# Interesting samples



## justinhcase (Mar 10, 2014)

Some interesting samples.
How much should I pay??
How much more than the content would gold in interesting formats be? ebay No:310888843413

http://www.ebay.co.uk/itm/chloride-of-GOLD-auric-trichloride-vintage-pure-scrap-24ct-toner-Johnsons-Hendon-/310888843413


----------



## necromancer (Mar 10, 2014)

it states sealed 15 grain vials,

15 grains X 3 = 45 grains

Total Gold Value:
(USD - U.S. Dollar)
$125.62

Total Gold Weight
Troy Ounces: 0.09375
Grains: 45.00
Grams: 2.916


http://coinapps.com/gold/grain/calculator/


----------



## justinhcase (Mar 10, 2014)

Yes I can calculate the gold value's but This example is about a little history.
Can AU have more value in unusual presentations?
The trick is to increase the value beyond that of the molecules presented.
This is a rare example I have no Idea about.But More than worth the £30 it is at the moment.
But the really interesting thing is can we add value beyond that?


----------



## bmgold2 (Mar 10, 2014)

That auction states,


> THREE unopened and sealed 15 grain vials, each guaranteed by the maker to contain AT LEAST 7 grains of pure gold. ---- One vial 7 grains = 0.4535 grams, 3 vials is nearly 1.5grams of pure gold.

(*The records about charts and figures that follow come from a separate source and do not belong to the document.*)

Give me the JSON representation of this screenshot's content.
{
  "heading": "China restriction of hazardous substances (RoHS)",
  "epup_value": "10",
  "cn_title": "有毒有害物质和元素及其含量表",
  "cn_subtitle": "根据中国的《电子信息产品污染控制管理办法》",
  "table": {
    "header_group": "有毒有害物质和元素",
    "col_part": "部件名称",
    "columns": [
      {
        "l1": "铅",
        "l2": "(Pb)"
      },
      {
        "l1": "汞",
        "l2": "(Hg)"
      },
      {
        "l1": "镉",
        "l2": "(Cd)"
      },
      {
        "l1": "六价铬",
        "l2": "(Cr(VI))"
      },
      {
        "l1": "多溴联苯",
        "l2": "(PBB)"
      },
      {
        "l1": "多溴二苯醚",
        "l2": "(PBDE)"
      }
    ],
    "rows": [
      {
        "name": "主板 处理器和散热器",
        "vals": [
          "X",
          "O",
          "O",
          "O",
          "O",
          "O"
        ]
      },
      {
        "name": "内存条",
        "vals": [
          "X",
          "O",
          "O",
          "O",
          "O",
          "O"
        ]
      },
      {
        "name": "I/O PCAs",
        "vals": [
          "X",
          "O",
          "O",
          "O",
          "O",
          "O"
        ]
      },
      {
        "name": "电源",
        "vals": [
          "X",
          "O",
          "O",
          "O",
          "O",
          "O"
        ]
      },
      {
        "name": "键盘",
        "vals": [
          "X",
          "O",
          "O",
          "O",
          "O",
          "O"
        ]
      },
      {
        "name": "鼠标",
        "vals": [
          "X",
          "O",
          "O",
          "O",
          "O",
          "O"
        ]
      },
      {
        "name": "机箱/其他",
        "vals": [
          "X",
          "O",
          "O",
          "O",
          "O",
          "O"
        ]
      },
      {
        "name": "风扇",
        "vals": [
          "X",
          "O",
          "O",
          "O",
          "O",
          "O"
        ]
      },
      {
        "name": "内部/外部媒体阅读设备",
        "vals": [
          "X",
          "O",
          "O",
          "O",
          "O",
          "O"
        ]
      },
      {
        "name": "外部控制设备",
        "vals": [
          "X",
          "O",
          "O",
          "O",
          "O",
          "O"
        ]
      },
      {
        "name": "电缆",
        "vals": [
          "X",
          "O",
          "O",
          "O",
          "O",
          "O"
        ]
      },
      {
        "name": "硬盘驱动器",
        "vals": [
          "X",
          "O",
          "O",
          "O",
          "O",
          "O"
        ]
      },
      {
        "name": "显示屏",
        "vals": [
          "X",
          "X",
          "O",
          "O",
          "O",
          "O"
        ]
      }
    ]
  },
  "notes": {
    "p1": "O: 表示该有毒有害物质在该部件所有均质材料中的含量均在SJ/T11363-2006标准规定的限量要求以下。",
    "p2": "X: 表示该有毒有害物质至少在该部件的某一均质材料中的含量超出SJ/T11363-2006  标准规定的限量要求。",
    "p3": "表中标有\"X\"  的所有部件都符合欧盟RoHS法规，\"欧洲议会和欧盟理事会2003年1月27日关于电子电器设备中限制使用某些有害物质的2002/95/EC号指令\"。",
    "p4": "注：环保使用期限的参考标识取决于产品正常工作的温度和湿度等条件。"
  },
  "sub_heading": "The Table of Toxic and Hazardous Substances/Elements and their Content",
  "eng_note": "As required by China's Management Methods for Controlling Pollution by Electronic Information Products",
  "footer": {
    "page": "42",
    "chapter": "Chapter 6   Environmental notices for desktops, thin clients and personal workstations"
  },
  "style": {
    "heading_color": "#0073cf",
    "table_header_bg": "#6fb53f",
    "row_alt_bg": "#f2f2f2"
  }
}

So the value is only $64.61 as I type this ($1339.60/Toz.) Edit - actually only $58.60 --- NEARLY 1.5grams

If you plan to keep it as is then it could have more value as a collector's item, at least to you. Set your maximum bid and see what happens.


----------



## necromancer (Mar 10, 2014)

bmgold2 said:


> That auction states,
> 
> 
> > THREE unopened and sealed 15 grain vials, each guaranteed by the maker to contain AT LEAST 7 grains of pure gold. ---- One vial 7 grains = 0.4535 grams, 3 vials is nearly 1.5grams of pure gold.
> ...




just seen that sorry, my link will be helpful

thank you bmgold2 !!!


----------



## bmgold2 (Mar 11, 2014)

necromancer said:


> just seen that sorry, my link will be helpful
> 
> thank you bmgold2 !!!



I bookmarked that site just now. There's a lot of good information and calculators on that site. I particularly liked the base metal calculators and coin values but all of it could be useful to PM refiners.


----------



## necromancer (Mar 11, 2014)

yes it is, & i need to remember to wear my glasses more often !!

sorry about my error above.


----------